A Digital Transformations project with the Archives Hub and the Design Museum.
02 Jun 2014
Design Archives, Archives Hub and Design Museum to collaborate on AHRC Digital Transformations project
Developing a critical position on digital environments and digital content, and considering what this means for researchers, is central to the work of the university’s Design Archives. A successful bid in the latest round of AHRC Digital Transformation awards ensures the university remains in a key position in this area of debate. As Principal Investigator, Professor Catherine Moriarty explains, ‘If you don’t know how something is made you are less likely to understand what it means. The relationship between constructing digital materials and questioning their place in the information ecosystem is exactly the same. This project invites researchers to play an active part in questioning what data is, how it represents the past, and what value it has in different contexts.’
The project entitled ‘Exploring British Design’ will amplify the content, skills and expertise of the University of Brighton Design Archives and project partner, the Archives Hub at the University of Manchester. Working also with the Design Museum, the aim is to shift agency from the custodian to the user and, in so doing, to promote digital literacy and criticality by encouraging researchers at all levels to explore and navigate directly archival structures. The project will transform the exploration of design by connecting design-related content in different archives across the regions and across the world. A collaboration between researchers, information professionals, technologists, curators and historians, the project will give researchers the freedom to explore the depth of detail held in design archives. As Moriarty says, ‘We argue that a full understanding of the context of digital objects and their archival home is a critical competency in both public and academic digital literacy. Indeed, the project will actively encourage a questioning of the authority of established interpretative practices.’
Produced as part of an investigation into researcher behaviours, and co-designed with researchers, the project will bring about a step change in the understanding of archival research and in the research challenges digital environments present. More than a tool to access material online, it is an enquiry into, as Johanna Drucker has put it, 'ways of thinking with digital processes.'
The project will amplify the Design Archives’ rich corpora of digital resources, their experience in leading and producing capacity-building digital initiatives, for example the Jisc-funded Designing Britain (2000), and not least Brighton’s significance in shaping the study of design history over a 30-year period.

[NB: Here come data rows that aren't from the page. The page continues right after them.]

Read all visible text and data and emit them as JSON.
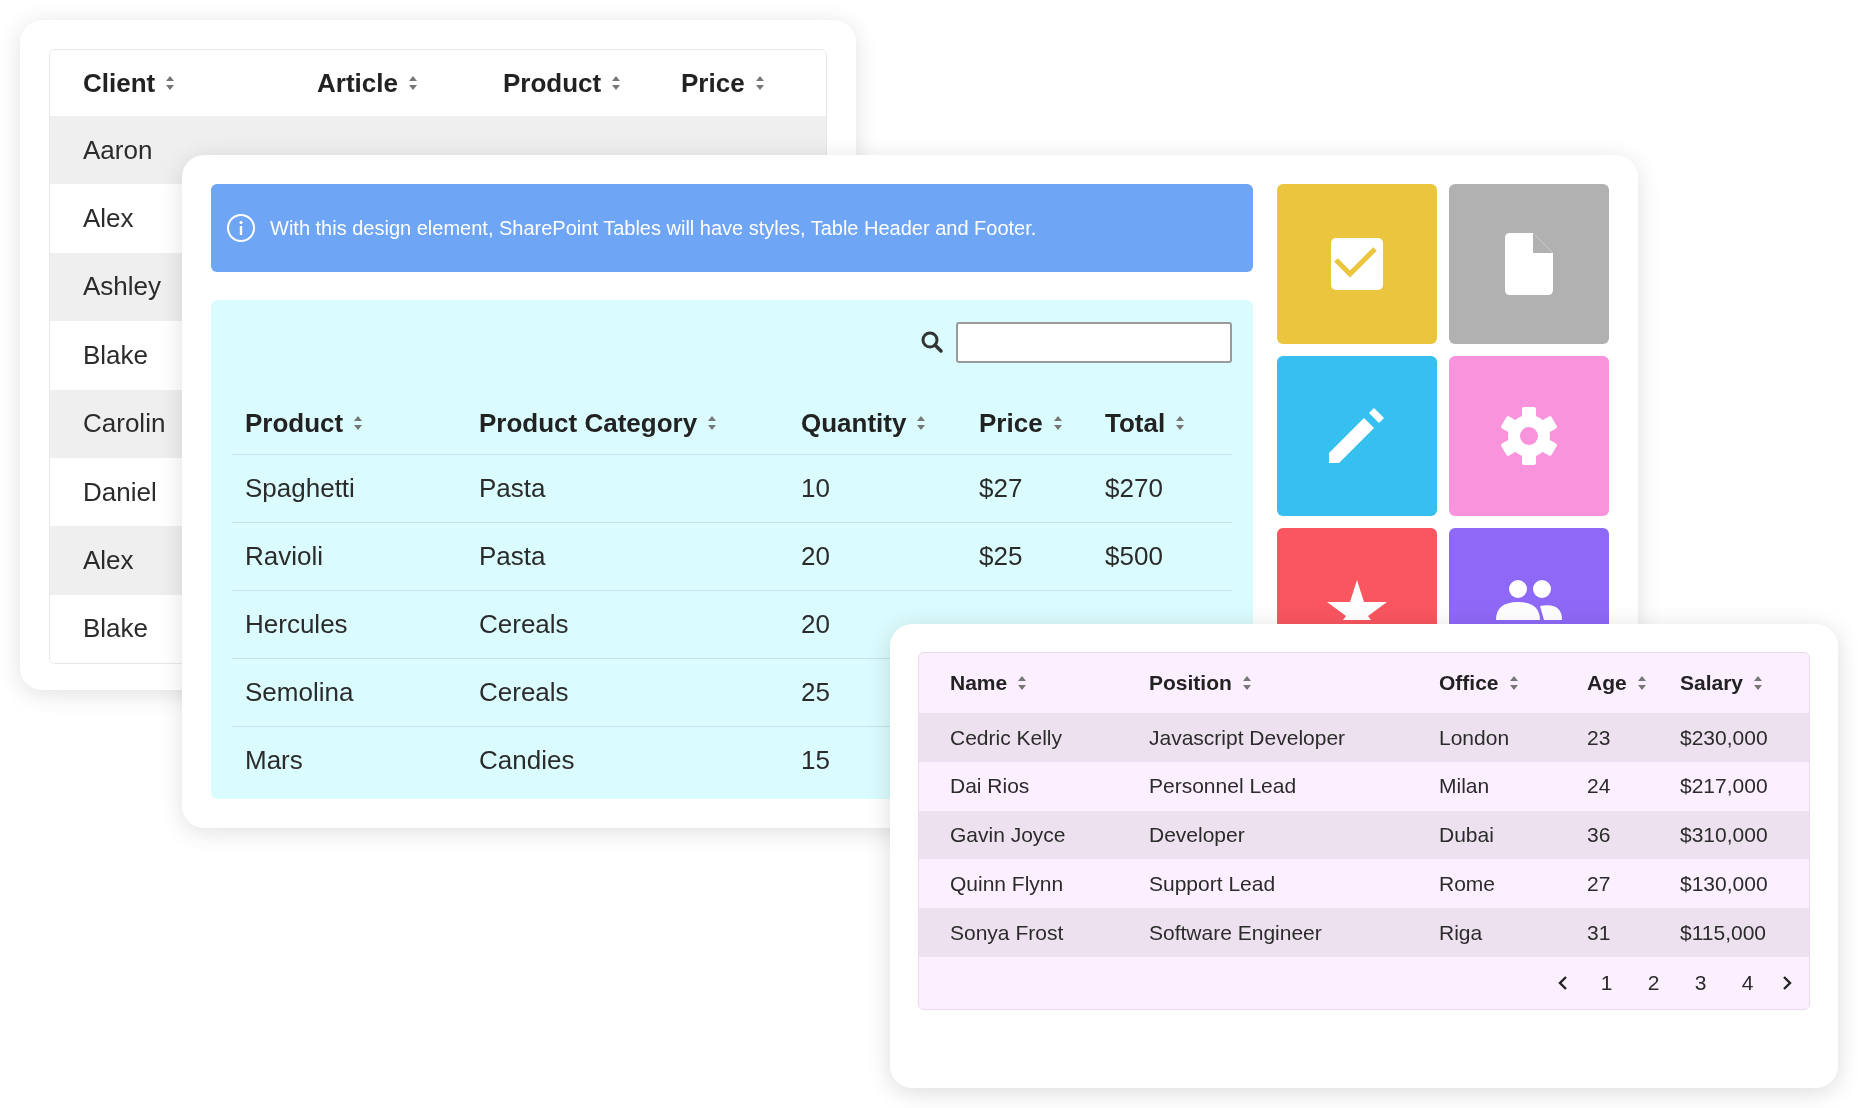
{
  "back_table": {
    "columns": [
      "Client",
      "Article",
      "Product",
      "Price"
    ],
    "rows": [
      {
        "cells": [
          "Aaron"
        ]
      },
      {
        "cells": [
          "Alex"
        ]
      },
      {
        "cells": [
          "Ashley"
        ]
      },
      {
        "cells": [
          "Blake"
        ]
      },
      {
        "cells": [
          "Carolin"
        ]
      },
      {
        "cells": [
          "Daniel"
        ]
      },
      {
        "cells": [
          "Alex"
        ]
      },
      {
        "cells": [
          "Blake"
        ]
      }
    ]
  },
  "info_banner": {
    "text": "With this design element, SharePoint Tables will have styles, Table Header and Footer."
  },
  "product_table": {
    "columns": [
      "Product",
      "Product Category",
      "Quantity",
      "Price",
      "Total"
    ],
    "rows": [
      {
        "cells": [
          "Spaghetti",
          "Pasta",
          "10",
          "$27",
          "$270"
        ]
      },
      {
        "cells": [
          "Ravioli",
          "Pasta",
          "20",
          "$25",
          "$500"
        ]
      },
      {
        "cells": [
          "Hercules",
          "Cereals",
          "20"
        ]
      },
      {
        "cells": [
          "Semolina",
          "Cereals",
          "25"
        ]
      },
      {
        "cells": [
          "Mars",
          "Candies",
          "15"
        ]
      }
    ]
  },
  "tiles": [
    {
      "kind": "check",
      "color": "#ebc53d"
    },
    {
      "kind": "file",
      "color": "#b1b1b1"
    },
    {
      "kind": "pencil",
      "color": "#35c0ef"
    },
    {
      "kind": "gear",
      "color": "#f993dc"
    },
    {
      "kind": "star",
      "color": "#f9565f"
    },
    {
      "kind": "people",
      "color": "#8e69f7"
    }
  ],
  "staff_table": {
    "columns": [
      "Name",
      "Position",
      "Office",
      "Age",
      "Salary"
    ],
    "rows": [
      {
        "cells": [
          "Cedric Kelly",
          "Javascript Developer",
          "London",
          "23",
          "$230,000"
        ]
      },
      {
        "cells": [
          "Dai Rios",
          "Personnel Lead",
          "Milan",
          "24",
          "$217,000"
        ]
      },
      {
        "cells": [
          "Gavin Joyce",
          "Developer",
          "Dubai",
          "36",
          "$310,000"
        ]
      },
      {
        "cells": [
          "Quinn Flynn",
          "Support Lead",
          "Rome",
          "27",
          "$130,000"
        ]
      },
      {
        "cells": [
          "Sonya Frost",
          "Software Engineer",
          "Riga",
          "31",
          "$115,000"
        ]
      }
    ],
    "pagination": {
      "pages": [
        "1",
        "2",
        "3",
        "4"
      ]
    }
  }
}
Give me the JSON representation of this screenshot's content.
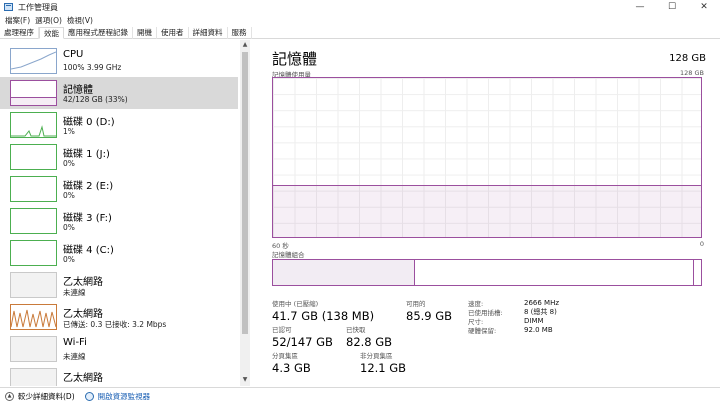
{
  "window": {
    "title": "工作管理員",
    "minimize": "—",
    "maximize": "☐",
    "close": "✕"
  },
  "menu": [
    "檔案(F)",
    "選項(O)",
    "檢視(V)"
  ],
  "tabs": [
    "處理程序",
    "效能",
    "應用程式歷程記錄",
    "開機",
    "使用者",
    "詳細資料",
    "服務"
  ],
  "active_tab": "效能",
  "sidebar": {
    "items": [
      {
        "name": "CPU",
        "sub": "100% 3.99 GHz"
      },
      {
        "name": "記憶體",
        "sub": "42/128 GB (33%)"
      },
      {
        "name": "磁碟 0 (D:)",
        "sub": "1%"
      },
      {
        "name": "磁碟 1 (J:)",
        "sub": "0%"
      },
      {
        "name": "磁碟 2 (E:)",
        "sub": "0%"
      },
      {
        "name": "磁碟 3 (F:)",
        "sub": "0%"
      },
      {
        "name": "磁碟 4 (C:)",
        "sub": "0%"
      },
      {
        "name": "乙太網路",
        "sub": "未連線"
      },
      {
        "name": "乙太網路",
        "sub": "已傳送: 0.3  已接收: 3.2 Mbps"
      },
      {
        "name": "Wi-Fi",
        "sub": "未連線"
      },
      {
        "name": "乙太網路",
        "sub": ""
      }
    ]
  },
  "memory": {
    "title": "記憶體",
    "total": "128 GB",
    "graph_label": "記憶體使用量",
    "graph_max": "128 GB",
    "graph_time": "60 秒",
    "graph_min": "0",
    "composition_label": "記憶體組合",
    "usage_fraction": 0.33,
    "stats": {
      "in_use_label": "使用中 (已壓縮)",
      "in_use_value": "41.7 GB (138 MB)",
      "available_label": "可用的",
      "available_value": "85.9 GB",
      "committed_label": "已認可",
      "committed_value": "52/147 GB",
      "cached_label": "已快取",
      "cached_value": "82.8 GB",
      "paged_label": "分頁集區",
      "paged_value": "4.3 GB",
      "nonpaged_label": "非分頁集區",
      "nonpaged_value": "12.1 GB"
    },
    "specs": [
      {
        "key": "速度:",
        "value": "2666 MHz"
      },
      {
        "key": "已使用插槽:",
        "value": "8 (總共 8)"
      },
      {
        "key": "尺寸:",
        "value": "DIMM"
      },
      {
        "key": "硬體保留:",
        "value": "92.0 MB"
      }
    ]
  },
  "footer": {
    "less_details": "較少詳細資料(D)",
    "resource_monitor": "開啟資源監視器"
  },
  "colors": {
    "memory": "#9b4f9e",
    "cpu": "#8aa6cc",
    "disk": "#4caf50",
    "selected": "#d9d9d9"
  }
}
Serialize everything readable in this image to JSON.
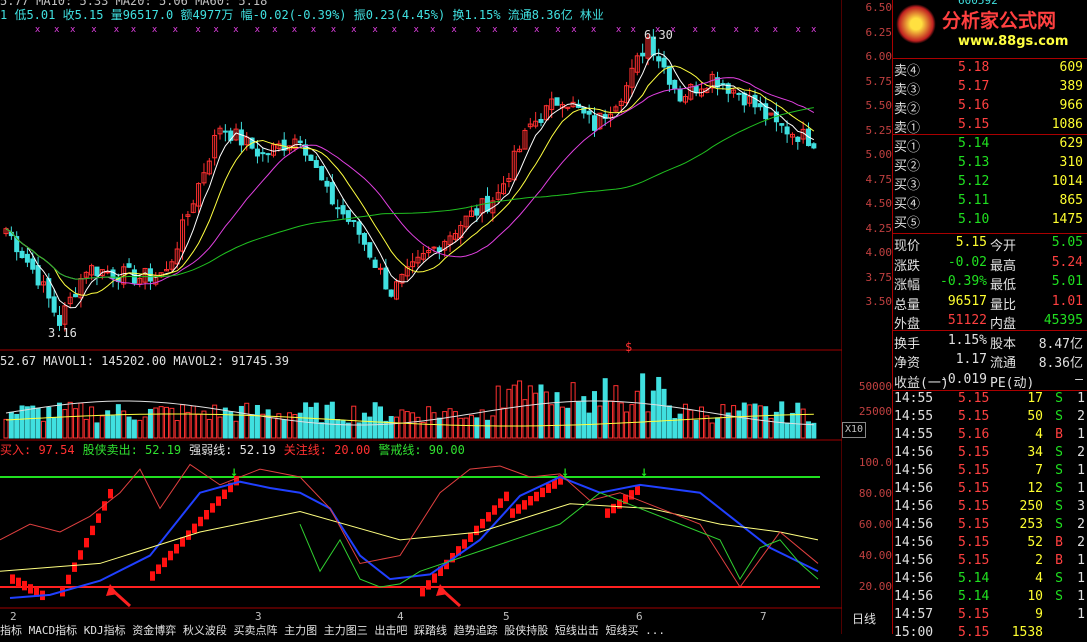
{
  "header": {
    "info_line": "1 低5.01 收5.15 量96517.0 额4977万 幅-0.02(-0.39%) 振0.23(4.45%) 换1.15% 流通8.36亿 林业",
    "top_partial": "5.77  MA10: 5.33  MA20: 5.06  MA60: 5.18",
    "high_mark": "6.30",
    "low_mark": "3.16",
    "dollar_mark": "$"
  },
  "price_axis": [
    "6.50",
    "6.25",
    "6.00",
    "5.75",
    "5.50",
    "5.25",
    "5.00",
    "4.75",
    "4.50",
    "4.25",
    "4.00",
    "3.75",
    "3.50"
  ],
  "volume": {
    "header": "52.67  MAVOL1: 145202.00  MAVOL2: 91745.39",
    "axis": [
      "50000",
      "25000"
    ],
    "unit": "X10"
  },
  "indicator": {
    "labels": [
      {
        "text": "买入: 97.54",
        "color": "#ff3030"
      },
      {
        "text": "股侠卖出: 52.19",
        "color": "#30e030"
      },
      {
        "text": "强弱线: 52.19",
        "color": "#e0e0e0"
      },
      {
        "text": "关注线: 20.00",
        "color": "#ff3030"
      },
      {
        "text": "警戒线: 90.00",
        "color": "#30e030"
      }
    ],
    "axis": [
      "100.0",
      "80.00",
      "60.00",
      "40.00",
      "20.00"
    ]
  },
  "xaxis": [
    "2",
    "3",
    "4",
    "5",
    "6",
    "7"
  ],
  "period_label": "日线",
  "bottom_tabs": "指标  MACD指标  KDJ指标  资金博弈  秋义波段  买卖点阵  主力图  主力图三  出击吧  踩踏线  趋势追踪  股侠持股  短线出击  短线买  ...",
  "logo": {
    "title": "分析家公式网",
    "url": "www.88gs.com",
    "stock_code": "600592"
  },
  "order_book": {
    "sells": [
      {
        "label": "卖④",
        "price": "5.18",
        "vol": "609"
      },
      {
        "label": "卖③",
        "price": "5.17",
        "vol": "389"
      },
      {
        "label": "卖②",
        "price": "5.16",
        "vol": "966"
      },
      {
        "label": "卖①",
        "price": "5.15",
        "vol": "1086"
      }
    ],
    "buys": [
      {
        "label": "买①",
        "price": "5.14",
        "vol": "629"
      },
      {
        "label": "买②",
        "price": "5.13",
        "vol": "310"
      },
      {
        "label": "买③",
        "price": "5.12",
        "vol": "1014"
      },
      {
        "label": "买④",
        "price": "5.11",
        "vol": "865"
      },
      {
        "label": "买⑤",
        "price": "5.10",
        "vol": "1475"
      }
    ]
  },
  "quote": [
    {
      "l1": "现价",
      "v1": "5.15",
      "c1": "#ffff30",
      "l2": "今开",
      "v2": "5.05",
      "c2": "#20e020"
    },
    {
      "l1": "涨跌",
      "v1": "-0.02",
      "c1": "#20e020",
      "l2": "最高",
      "v2": "5.24",
      "c2": "#ff4040"
    },
    {
      "l1": "涨幅",
      "v1": "-0.39%",
      "c1": "#20e020",
      "l2": "最低",
      "v2": "5.01",
      "c2": "#20e020"
    },
    {
      "l1": "总量",
      "v1": "96517",
      "c1": "#ffff30",
      "l2": "量比",
      "v2": "1.01",
      "c2": "#ff4040"
    },
    {
      "l1": "外盘",
      "v1": "51122",
      "c1": "#ff4040",
      "l2": "内盘",
      "v2": "45395",
      "c2": "#20e020"
    },
    {
      "l1": "换手",
      "v1": "1.15%",
      "c1": "#e0e0e0",
      "l2": "股本",
      "v2": "8.47亿",
      "c2": "#e0e0e0"
    },
    {
      "l1": "净资",
      "v1": "1.17",
      "c1": "#e0e0e0",
      "l2": "流通",
      "v2": "8.36亿",
      "c2": "#e0e0e0"
    },
    {
      "l1": "收益(一)",
      "v1": "-0.019",
      "c1": "#e0e0e0",
      "l2": "PE(动)",
      "v2": "—",
      "c2": "#e0e0e0"
    }
  ],
  "ticks": [
    {
      "time": "14:55",
      "price": "5.15",
      "vol": "17",
      "bs": "S",
      "n": "1"
    },
    {
      "time": "14:55",
      "price": "5.15",
      "vol": "50",
      "bs": "S",
      "n": "2"
    },
    {
      "time": "14:55",
      "price": "5.16",
      "vol": "4",
      "bs": "B",
      "n": "1"
    },
    {
      "time": "14:56",
      "price": "5.15",
      "vol": "34",
      "bs": "S",
      "n": "2"
    },
    {
      "time": "14:56",
      "price": "5.15",
      "vol": "7",
      "bs": "S",
      "n": "1"
    },
    {
      "time": "14:56",
      "price": "5.15",
      "vol": "12",
      "bs": "S",
      "n": "1"
    },
    {
      "time": "14:56",
      "price": "5.15",
      "vol": "250",
      "bs": "S",
      "n": "3"
    },
    {
      "time": "14:56",
      "price": "5.15",
      "vol": "253",
      "bs": "S",
      "n": "2"
    },
    {
      "time": "14:56",
      "price": "5.15",
      "vol": "52",
      "bs": "B",
      "n": "2"
    },
    {
      "time": "14:56",
      "price": "5.15",
      "vol": "2",
      "bs": "B",
      "n": "1"
    },
    {
      "time": "14:56",
      "price": "5.14",
      "vol": "4",
      "bs": "S",
      "n": "1"
    },
    {
      "time": "14:56",
      "price": "5.14",
      "vol": "10",
      "bs": "S",
      "n": "1"
    },
    {
      "time": "14:57",
      "price": "5.15",
      "vol": "9",
      "bs": "",
      "n": "1"
    },
    {
      "time": "15:00",
      "price": "5.15",
      "vol": "1538",
      "bs": "",
      "n": ""
    }
  ],
  "colors": {
    "up": "#ff3030",
    "down": "#40e0e0",
    "grid": "#a00000",
    "ma5": "#ffffff",
    "ma10": "#ffff40",
    "ma20": "#e040e0",
    "ma60": "#20c020"
  }
}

It will create an even richer context for the Design Archives’ current AHRC-funded doctoral students, those taking part in Brighton’s AHRC-funded Research Skills Enrichment programme, and students from the EPSRC-funded Centre for Doctoral Training in Science and Engineering in Arts, Heritage and Archaeology (SEAHA) (run in partnership between UCL, the University of Brighton and the University of Oxford, along with numerous cultural institutions and industry partners).